Membrane vesicles were loaded by osmotic shock with a medium containing 150 mM K2SO4, 1 mM Tris-MES, 150 mM sucrose, pH 6.8 (K+-medium) or with 1 mM CaCl2 in addition (Ca2+ + K+-medium). ABP1 10−9 M, was added to the loading medium depending on the experiment scheme. After loading, the vesicles were concentrated by centrifugation (99,500× g for 1 h). The pellet was re-suspended in the K+-medium.

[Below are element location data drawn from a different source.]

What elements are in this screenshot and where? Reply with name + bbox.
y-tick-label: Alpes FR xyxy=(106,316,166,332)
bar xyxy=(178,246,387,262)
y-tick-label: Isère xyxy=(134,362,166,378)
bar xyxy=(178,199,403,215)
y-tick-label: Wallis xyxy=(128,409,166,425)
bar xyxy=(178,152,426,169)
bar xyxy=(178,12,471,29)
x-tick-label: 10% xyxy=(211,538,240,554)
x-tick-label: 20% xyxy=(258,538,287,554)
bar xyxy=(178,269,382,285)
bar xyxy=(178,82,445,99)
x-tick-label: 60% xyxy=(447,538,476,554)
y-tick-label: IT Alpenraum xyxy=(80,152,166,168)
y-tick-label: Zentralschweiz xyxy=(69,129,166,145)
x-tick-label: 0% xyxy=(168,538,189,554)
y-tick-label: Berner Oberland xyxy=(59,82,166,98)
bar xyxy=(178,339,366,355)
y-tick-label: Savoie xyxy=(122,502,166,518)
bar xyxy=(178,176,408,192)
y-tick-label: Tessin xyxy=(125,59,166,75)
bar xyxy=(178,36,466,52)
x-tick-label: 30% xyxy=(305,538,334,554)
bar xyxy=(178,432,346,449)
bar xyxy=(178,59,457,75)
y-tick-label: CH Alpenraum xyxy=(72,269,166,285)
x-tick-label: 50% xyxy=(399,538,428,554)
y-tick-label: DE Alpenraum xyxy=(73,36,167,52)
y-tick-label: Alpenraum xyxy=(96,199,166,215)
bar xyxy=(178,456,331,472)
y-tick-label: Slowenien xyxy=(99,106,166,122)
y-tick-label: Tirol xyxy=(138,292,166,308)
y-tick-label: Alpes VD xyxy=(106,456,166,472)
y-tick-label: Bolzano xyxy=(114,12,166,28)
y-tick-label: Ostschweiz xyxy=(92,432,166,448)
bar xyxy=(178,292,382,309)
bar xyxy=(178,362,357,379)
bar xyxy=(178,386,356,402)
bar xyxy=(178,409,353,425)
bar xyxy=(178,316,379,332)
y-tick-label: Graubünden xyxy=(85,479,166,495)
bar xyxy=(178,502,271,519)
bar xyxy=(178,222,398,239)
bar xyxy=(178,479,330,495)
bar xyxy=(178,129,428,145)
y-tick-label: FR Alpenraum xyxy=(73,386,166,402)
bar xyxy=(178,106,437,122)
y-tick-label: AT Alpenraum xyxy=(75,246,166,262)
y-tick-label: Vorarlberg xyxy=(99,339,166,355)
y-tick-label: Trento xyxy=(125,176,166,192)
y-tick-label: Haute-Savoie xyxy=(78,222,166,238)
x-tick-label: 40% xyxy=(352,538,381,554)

The change in membrane potential (MP), generated by ion transport through the membrane vesicles due to Ca2+ ion gradients, was recorded by the change in fluorescence intensity of 3,3'-dipropylthiodicarbocyanine iodide (diS-C3-(5)) fluorescent probe (Molecular Probes, Eugene, OR, USA) . This dye is highly sensitive and can be used at a low concentration (0.8 μM). The fluorescence intensity is proportional to MP in a wide range. Fluorescence was measured with a spectrofluorometer constructed similar to MPF44-a Hitachi-Perkin-Elmer model (for details see ). Experiments were performed with a standard 1-cm quartz cuvette (volume of 0.3 mL). Excitation and emission wavelengths were 570 and 668 nm, respectively. Fluorescence was measured at an angle of 90 to the direction of excitation light. Aliquots of the dye solution and vesicle preparations were added to the cuvette with K+-incubation medium. Auxins were added after mixing the membrane fraction with the incubation medium and reaching a steady level in MP.
Experiments were performed in 6–7 replicates in 3–4 independent assays. Figures are made with GraphPad Prism 6 and represent mean values and standard error of the mean (SEM) for n = 4–8.
In summary, we would like to suggest the following hypothetical scheme for auxin perception at the plasma membrane and further primary transduction (Figure 5). The sensitivity of coleoptile cells to auxin is determined by the amount of ABP1, which is postulated to vary during elongation growth. At high external Ca2+ concentration auxin induces a fast (10–20 s) elevation of the cytosolic concentration of this ion. In young cells, containing a vesicle pool, this may lead to activation of exocytosis. A further intensification of H+-ATPase activity, a shift in membrane potential and magnitude of ion transport, cell wall acidification and initiation of elongation growth is supposed to occur. The cytosolic concentration of Ca2+ decreases rapidly and, in turn, auxin may induce a shift in endocytosis activity, which is followed by redistribution of PIN proteins and further formation of a new local auxin gradient.
|ABP1||auxin binding protein 1|
|AFB||auxin F-box protein|
|[Ca2+]cyt||concentration of Ca2+ in cytoplasm|
|SEM||standard error of the mean|
|TIR1||transport inhibitor resistant 1|
Authors particularly want to thank R. Napier for a kind supply with ABP1 samples. Financial support from Russian Foundation of Basic Research (projects 13-04-00945-a and 12-04-01029-a) and Ministry of Education and Science of Russian Federation (agreement No. 8093 from 23.07.2012, project 2012-1.2.1-12-000-1013-003) is greatly appreciated.
Anastasia A. Kirpichnikova performed the experiments, summarize a state of the art in the field and prepared a manuscript; Elena L. Rudashevskaya conducted the experiments, analyzed the data and prepared the manuscript; Vladislav V. Yemelyanov analyzed and discussed the data, prepared the manuscript, Maria F. Shishova designed the experiments, analyzed the data, prepared the manuscript and suggested the final scheme.
Conflicts of Interest
The authors declare no conflict of interest.